Emergent dialysis is 3.7 times more expensive per patient due to the associated costs of emergency room care (laboratory draws, studies, and physician fees) and more frequent patient hospitalizations as a result of poor health.9 Despite this high cost, this practice has been the standard of care because of the perceived notion that offering scheduled dialysis to undocumented immigrants could trigger an influx of immigrants with ESRD to the state. In the past decade, individual counties or cities have devised unique solutions to this problem.  For example, all patients in San Antonio receive scheduled dialysis, paid for by the county hospital system via contract to local for-profit dialysis centers; in Dallas, patients only receive emergent dialysis. In Houston, all patients begin with emergent dialysis, but one county-funded and county-operated dialysis center accepts emergent dialysis patients when space becomes available. The figures show this variability in care across these three cities in Texas. This same variability in dialysis options exists across the United States for this population.
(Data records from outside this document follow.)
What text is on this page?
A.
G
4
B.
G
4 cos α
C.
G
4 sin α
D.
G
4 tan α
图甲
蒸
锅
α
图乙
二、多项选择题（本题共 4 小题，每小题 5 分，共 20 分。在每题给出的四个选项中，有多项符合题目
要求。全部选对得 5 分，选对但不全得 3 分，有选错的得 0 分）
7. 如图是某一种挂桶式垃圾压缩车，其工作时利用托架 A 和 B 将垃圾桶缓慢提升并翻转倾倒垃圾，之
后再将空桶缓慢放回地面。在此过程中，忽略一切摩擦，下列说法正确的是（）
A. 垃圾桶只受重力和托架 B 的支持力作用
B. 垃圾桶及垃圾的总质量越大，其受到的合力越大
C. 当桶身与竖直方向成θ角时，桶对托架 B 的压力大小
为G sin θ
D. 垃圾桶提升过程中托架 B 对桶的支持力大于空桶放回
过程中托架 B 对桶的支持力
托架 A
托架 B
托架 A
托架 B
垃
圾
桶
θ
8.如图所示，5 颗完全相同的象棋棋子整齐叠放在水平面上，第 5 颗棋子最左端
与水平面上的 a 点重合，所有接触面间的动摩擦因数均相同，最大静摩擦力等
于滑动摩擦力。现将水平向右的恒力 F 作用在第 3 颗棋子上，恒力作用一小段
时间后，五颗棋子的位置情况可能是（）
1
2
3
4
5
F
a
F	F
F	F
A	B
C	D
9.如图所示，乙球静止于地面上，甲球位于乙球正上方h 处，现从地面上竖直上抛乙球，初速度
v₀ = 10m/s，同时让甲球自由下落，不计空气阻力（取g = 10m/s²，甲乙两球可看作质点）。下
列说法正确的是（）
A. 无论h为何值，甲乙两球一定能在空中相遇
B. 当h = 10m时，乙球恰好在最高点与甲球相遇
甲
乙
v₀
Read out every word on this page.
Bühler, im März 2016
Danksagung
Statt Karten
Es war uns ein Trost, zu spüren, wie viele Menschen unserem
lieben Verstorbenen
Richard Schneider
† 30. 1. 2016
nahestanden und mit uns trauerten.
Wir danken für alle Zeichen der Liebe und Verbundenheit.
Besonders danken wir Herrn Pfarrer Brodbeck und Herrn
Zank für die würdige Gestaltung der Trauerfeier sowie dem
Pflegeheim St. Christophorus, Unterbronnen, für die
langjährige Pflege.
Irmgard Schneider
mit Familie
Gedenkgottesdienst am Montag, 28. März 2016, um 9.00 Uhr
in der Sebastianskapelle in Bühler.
More than 400,000 US citizens receive dialysis. Through extrapolation of published incident rates, experts estimate that 6000 undocumented immigrants in the United States require dialysis.10 From personal communication, we estimate that more than 1000 undocumented residents in Texas require dialysis. Given the high cost of dialysis and the even higher cost of emergent dialysis, Texas taxpayers are likely paying more than $10 million to manage these patients.

Emergent dialysis is not just more costly but also forces physicians into making difficult ethical decisions, such as deciding “which patient should receive treatment.” It is also associated with worse patient outcomes; the patient suffers physically from infrequent dialysis and financially from lost wages secondary to an inability to work around an irregular dialysis schedule.

Conclusion-Texas has a large, growing population of undocumented immigrants. Providing comprehensive health care to this population is a challenge, and these patients rely on safety net hospital systems. Legislation from 1986 to 2013 has made it increasingly difficult for these persons with chronic illnesses to receive cost-effective, adequate care. Undocumented immigrants with ESRD receive dialysis in Texas primarily when it becomes an emergent condition. While future RPI status may grant undocumented immigrants legality, the ACA specifies that this does not grant access to health care. With a growing undocumented immigrant population in Texas, our state legislators must be aware of and address this problem before it evolves into a health care crisis.

So, we have to learn from the European experience that if we as a country decide that we are responsible for all the undocumented illegal immigrants we need to find a way to pay for the increasing expense of allowing the immigrants to enter our country illegally.